Third, Mickey Mouse — Disney's white-gloved mascot turned street art shorthand for the infantilization of consumer culture. The gloves that cover Jenner reference both censorship and cartoon innocence, both prudishness and the mouse that built the empire that owns everything.
The result is a print that reads differently depending on where you stand. Irony. Critique. Celebration. All three at once. That ambiguity is not a bug in Death NYC's practice. It is the entire product.
Metallic inks in pink and purple pull the composition into luxury territory on a physical level — the print shimmers under gallery light the way a Vuitton window display shimmers from the street. The craft matches the concept.
Authentication
Authenticity is the axis on which Death NYC's market turns. Every genuine limited edition from this artist carries a specific set of markers that collectors must verify before purchase.
Edition: Typically numbered within a run of 50 to 100 copies. This print is hand-signed and numbered X/100 in graphite in the lower right corner. The edition number is written in the artist's own hand — not stamped, not printed, not applied mechanically.
Signature: The hand signature in graphite is present on the front of the work. Death NYC signatures are distinct and consistent across authenticated editions. Any deviation — hesitation marks, inconsistent letterforms, ballpoint substituted for graphite — is a disqualifying flag.

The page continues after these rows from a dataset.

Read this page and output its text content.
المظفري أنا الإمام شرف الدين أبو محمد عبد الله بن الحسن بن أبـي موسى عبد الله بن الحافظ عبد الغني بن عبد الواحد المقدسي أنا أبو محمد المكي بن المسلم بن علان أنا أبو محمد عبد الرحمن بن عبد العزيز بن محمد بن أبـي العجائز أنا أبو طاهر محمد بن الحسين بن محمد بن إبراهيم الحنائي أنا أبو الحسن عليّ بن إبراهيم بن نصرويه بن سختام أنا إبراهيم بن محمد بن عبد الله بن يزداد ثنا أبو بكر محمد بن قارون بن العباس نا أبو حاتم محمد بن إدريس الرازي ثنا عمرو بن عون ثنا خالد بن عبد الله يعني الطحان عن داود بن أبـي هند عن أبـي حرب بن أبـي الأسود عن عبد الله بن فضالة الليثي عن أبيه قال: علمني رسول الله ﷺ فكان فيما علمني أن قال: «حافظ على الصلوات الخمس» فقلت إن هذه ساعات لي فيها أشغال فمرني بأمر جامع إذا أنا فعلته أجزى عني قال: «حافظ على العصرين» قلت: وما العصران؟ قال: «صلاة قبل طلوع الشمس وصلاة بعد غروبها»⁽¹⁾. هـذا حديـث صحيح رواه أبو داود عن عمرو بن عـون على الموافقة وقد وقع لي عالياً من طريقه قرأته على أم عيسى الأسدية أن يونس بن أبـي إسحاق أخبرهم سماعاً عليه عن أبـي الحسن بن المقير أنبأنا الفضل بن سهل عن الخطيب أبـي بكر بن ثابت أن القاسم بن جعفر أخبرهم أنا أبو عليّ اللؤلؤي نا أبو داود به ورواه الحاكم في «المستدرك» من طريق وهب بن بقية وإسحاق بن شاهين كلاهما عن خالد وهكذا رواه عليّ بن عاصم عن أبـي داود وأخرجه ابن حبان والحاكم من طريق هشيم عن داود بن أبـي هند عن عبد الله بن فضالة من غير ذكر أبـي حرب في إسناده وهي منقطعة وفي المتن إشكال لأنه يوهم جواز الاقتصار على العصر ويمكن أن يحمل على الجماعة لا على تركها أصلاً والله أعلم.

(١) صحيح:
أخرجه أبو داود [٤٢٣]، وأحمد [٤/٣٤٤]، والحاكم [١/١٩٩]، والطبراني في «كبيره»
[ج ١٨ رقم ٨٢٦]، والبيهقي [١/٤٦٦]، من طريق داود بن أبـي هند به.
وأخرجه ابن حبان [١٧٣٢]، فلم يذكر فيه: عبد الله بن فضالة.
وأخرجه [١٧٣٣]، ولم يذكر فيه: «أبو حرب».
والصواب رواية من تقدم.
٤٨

Certificate of Authenticity: A gold embossed COA accompanies every legitimate edition. The embossing must be physically raised — run your finger across the seal and you should feel the impression lift off the paper surface. A flat, printed gold seal is a reproduction. The COA includes edition details, title, and references the artist provenance.
Retail Price Anchor: Death NYC limited editions carried a $100 retail price at original release. This is the floor from which secondary market pricing departs. Any piece offered significantly below this without a documented provenance story warrants immediate scrutiny.
Gauntlet Gallery has authenticated Death NYC works as part of its broader COA infrastructure — including the artist-signed COA with gold seal that accompanies this piece. We do not list works that cannot clear this bar.
Collector Value
The Death NYC secondary market has been one of the more consistent performers in the street art / pop art adjacency space over the past decade. That consistency stems from a specific structural advantage: the work is genuinely limited, the artist maintains scarcity discipline, and the cultural references chosen tend to have permanent resonance — Disney, luxury fashion, celebrity — rather than topical half-lives.
Motifs that hit the strongest collector response — Marilyn Monroe iterations, Mickey Mouse applications, luxury house logo overlays, celebrity culture critiques — have achieved 2x to 5x multiples over original retail price within 12 to 24 months of release. The Kendall Jenner / Louis Vuitton pairing sits at the intersection of three of Death NYC's most bankable themes: celebrity, luxury brand identity, and pop culture censorship. That convergence strengthens the investment thesis.
Gauntlet Gallery was founded in 2012 and has completed over 160,000 comparable sales across street art, pop art, and limited edition print categories. That volume of transaction data informs how we source, price, and authenticate every piece in our inventory. When we say a Death NYC print is priced at fair market value, that assessment is grounded in real comp data — not guesswork.
For buyers entering the Death NYC market for the first time, the Jenner / Vuitton print is an accessible entry point into a body of work with a demonstrated track record. For established collectors, it fills a gap in the artist's celebrity commentary series that has seen consistent demand from institutional and private buyers alike.
The beach. The monograms. The gloves. The graphite signature that signs off on all of it.
This is what a Death NYC print looks like when it is firing on every cylinder.